Step Away
Einzelausstellung, PSM, Berlin, 1.9. – 23.10.2022
Unförmige mit Tarnnetzen verhüllte Haufen befinden sich in den Räumen der Galerie. Unter den Tarnnetzen sind Objekte aus dem Bereich der Naherholung: Gestelle von Sonnenschirmen, gestapelte Stühle, zusammengeklappte Liegen, Schlafsäcke und vergessene Handtücher. Es sind verstaute Relikte, die sich an Strandpromenaden, Terrassen und Schrebergärten finden lassen. In der Halböffentlichkeit am Strand brutzelt man leicht bekleidet unter Fremden, ein Schrebergarten ist nur ein privates Idyll, wenn es gelingt, die fünfzig Nachbar_innen zu ignorieren. Durch die Tarnnetze treten diese Objekte den Besucher_innen in einer merkwürdigen Entfremdung gegenüber.

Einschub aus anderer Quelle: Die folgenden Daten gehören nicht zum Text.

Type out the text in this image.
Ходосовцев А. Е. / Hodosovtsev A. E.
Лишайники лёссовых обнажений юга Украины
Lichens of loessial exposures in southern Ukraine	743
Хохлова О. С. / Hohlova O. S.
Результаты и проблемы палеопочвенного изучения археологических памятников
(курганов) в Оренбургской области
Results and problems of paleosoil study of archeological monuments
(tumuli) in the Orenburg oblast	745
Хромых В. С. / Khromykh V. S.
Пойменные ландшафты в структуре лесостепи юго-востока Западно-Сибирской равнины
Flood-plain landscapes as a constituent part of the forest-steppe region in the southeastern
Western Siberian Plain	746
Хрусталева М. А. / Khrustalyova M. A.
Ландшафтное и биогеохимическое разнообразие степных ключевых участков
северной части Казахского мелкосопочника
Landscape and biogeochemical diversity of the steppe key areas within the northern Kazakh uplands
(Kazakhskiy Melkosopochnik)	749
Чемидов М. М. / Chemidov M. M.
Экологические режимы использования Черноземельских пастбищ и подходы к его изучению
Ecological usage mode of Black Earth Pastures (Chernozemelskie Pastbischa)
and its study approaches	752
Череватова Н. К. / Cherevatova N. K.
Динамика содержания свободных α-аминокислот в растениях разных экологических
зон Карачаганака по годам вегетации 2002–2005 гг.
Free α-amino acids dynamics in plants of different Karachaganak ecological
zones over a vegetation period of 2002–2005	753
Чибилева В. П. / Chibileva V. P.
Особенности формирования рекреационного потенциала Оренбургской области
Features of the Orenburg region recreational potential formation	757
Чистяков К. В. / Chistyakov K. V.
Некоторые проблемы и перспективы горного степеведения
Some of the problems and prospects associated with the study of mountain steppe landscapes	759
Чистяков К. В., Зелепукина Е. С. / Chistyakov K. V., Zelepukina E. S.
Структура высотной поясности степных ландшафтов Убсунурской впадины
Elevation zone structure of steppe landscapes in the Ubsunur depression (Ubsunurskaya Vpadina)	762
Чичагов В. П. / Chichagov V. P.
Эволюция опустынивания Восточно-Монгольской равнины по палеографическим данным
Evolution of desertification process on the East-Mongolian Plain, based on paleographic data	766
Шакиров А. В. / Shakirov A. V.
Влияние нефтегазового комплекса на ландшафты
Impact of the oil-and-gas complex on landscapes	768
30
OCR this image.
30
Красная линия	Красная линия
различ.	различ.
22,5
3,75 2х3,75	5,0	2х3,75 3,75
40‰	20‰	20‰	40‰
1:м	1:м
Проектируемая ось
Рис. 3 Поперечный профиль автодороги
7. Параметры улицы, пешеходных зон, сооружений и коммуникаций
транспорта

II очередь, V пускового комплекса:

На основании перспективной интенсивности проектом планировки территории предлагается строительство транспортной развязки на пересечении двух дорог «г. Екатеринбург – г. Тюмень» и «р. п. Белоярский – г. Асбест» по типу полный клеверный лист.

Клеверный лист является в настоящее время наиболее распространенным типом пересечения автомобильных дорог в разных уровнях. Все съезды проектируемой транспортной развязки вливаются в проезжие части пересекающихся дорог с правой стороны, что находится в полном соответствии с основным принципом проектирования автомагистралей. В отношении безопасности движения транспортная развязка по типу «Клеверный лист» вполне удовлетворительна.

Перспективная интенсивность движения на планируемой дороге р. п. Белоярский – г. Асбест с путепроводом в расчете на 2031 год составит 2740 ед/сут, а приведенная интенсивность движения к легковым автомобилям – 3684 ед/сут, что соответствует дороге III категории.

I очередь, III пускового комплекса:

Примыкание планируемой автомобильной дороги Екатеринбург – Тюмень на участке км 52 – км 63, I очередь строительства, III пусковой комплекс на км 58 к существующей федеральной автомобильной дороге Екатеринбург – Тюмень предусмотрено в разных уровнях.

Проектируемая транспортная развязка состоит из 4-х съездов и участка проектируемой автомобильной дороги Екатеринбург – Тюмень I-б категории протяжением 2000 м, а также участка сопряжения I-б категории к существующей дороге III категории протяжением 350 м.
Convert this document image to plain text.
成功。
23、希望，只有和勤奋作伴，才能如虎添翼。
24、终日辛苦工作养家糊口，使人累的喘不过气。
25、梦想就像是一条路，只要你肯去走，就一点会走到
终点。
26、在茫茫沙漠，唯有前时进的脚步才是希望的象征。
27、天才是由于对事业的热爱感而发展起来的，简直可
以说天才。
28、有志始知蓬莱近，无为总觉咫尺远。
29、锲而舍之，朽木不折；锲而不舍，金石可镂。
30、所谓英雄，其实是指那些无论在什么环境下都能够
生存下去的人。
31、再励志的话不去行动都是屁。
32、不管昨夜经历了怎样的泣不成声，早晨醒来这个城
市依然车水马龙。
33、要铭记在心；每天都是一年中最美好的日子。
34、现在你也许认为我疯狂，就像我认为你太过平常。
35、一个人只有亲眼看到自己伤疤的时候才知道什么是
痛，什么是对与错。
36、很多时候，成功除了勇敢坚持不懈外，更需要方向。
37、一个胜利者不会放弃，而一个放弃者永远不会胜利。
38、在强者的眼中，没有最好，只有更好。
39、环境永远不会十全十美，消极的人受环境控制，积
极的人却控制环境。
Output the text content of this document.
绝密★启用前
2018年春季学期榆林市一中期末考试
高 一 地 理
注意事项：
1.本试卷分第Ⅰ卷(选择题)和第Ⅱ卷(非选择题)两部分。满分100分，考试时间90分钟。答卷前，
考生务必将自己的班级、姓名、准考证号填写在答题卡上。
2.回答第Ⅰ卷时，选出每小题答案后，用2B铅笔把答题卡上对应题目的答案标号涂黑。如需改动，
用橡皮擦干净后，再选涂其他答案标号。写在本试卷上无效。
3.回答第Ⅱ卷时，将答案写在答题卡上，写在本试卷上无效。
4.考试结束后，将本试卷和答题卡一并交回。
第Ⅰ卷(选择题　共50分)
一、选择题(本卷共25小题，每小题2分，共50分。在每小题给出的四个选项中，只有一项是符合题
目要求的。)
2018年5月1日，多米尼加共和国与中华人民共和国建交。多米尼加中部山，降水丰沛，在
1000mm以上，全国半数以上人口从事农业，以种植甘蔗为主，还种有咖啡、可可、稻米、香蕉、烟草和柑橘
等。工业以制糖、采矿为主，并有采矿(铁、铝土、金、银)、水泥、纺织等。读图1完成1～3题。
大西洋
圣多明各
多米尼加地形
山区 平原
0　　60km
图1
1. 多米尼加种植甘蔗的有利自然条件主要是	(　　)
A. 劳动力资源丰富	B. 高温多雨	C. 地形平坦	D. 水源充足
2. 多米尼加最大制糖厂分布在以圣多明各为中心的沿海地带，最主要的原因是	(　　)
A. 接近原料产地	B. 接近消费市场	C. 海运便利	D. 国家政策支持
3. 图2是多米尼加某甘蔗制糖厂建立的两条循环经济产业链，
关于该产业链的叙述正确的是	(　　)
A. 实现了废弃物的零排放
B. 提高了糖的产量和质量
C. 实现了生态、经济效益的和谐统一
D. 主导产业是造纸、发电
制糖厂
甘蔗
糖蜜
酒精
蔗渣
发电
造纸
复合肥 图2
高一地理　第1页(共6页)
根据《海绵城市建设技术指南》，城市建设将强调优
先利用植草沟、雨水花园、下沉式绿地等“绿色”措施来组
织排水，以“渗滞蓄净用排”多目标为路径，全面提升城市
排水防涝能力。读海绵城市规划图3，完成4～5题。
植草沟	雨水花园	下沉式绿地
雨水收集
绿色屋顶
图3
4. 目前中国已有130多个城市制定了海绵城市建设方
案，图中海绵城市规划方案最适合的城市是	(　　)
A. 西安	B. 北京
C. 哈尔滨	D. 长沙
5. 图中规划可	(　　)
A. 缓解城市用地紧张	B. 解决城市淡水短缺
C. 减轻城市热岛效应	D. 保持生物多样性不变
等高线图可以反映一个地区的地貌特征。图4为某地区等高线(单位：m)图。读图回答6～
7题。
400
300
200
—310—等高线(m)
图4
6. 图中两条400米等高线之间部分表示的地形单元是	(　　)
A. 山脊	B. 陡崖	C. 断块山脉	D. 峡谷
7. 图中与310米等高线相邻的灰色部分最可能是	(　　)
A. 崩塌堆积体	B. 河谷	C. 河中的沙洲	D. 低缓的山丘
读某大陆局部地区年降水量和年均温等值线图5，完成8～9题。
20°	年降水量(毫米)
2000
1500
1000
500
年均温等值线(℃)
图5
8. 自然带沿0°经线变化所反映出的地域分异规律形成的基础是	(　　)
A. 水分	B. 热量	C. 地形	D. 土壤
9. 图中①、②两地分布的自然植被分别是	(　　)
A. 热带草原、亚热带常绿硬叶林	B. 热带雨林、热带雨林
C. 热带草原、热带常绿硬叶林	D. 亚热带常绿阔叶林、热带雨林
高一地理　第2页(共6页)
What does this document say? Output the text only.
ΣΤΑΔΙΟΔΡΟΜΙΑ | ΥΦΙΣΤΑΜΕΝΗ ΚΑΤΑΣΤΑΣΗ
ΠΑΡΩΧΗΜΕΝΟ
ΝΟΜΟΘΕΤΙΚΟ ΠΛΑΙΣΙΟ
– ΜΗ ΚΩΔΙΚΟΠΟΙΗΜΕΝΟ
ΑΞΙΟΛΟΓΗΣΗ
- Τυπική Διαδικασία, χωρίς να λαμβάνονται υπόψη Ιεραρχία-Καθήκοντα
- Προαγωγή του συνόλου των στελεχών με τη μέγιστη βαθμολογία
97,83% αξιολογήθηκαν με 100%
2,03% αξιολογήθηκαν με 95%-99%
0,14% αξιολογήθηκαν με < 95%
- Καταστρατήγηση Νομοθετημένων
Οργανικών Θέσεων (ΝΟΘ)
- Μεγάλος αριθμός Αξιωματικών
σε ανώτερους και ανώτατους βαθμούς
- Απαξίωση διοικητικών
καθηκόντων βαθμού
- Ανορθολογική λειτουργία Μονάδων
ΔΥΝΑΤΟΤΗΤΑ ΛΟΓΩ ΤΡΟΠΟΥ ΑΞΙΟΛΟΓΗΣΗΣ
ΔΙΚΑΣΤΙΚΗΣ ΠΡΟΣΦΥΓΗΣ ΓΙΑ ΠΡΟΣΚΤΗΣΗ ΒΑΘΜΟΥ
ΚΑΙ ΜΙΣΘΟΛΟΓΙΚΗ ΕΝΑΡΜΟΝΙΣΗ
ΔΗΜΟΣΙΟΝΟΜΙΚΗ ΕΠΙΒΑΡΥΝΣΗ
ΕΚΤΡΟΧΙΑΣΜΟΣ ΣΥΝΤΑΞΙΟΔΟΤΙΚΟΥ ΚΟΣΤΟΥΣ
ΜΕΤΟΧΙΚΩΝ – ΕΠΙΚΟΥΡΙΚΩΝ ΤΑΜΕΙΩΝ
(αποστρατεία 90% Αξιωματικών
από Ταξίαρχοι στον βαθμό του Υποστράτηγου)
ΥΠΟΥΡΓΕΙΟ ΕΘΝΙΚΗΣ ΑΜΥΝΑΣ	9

Tarnung funktioniert nur durch die Anpassung an einen Ort und seine Umgebung, aber gleichzeitig zeigt sie den Wunsch, dieser Umgebung zu entkommen oder sie zu überwinden. An dieser Schwelle zwischen Ort und Nichtort, präsentiert Markues eigene Aquarelle und Malereien von Juwelia St. St.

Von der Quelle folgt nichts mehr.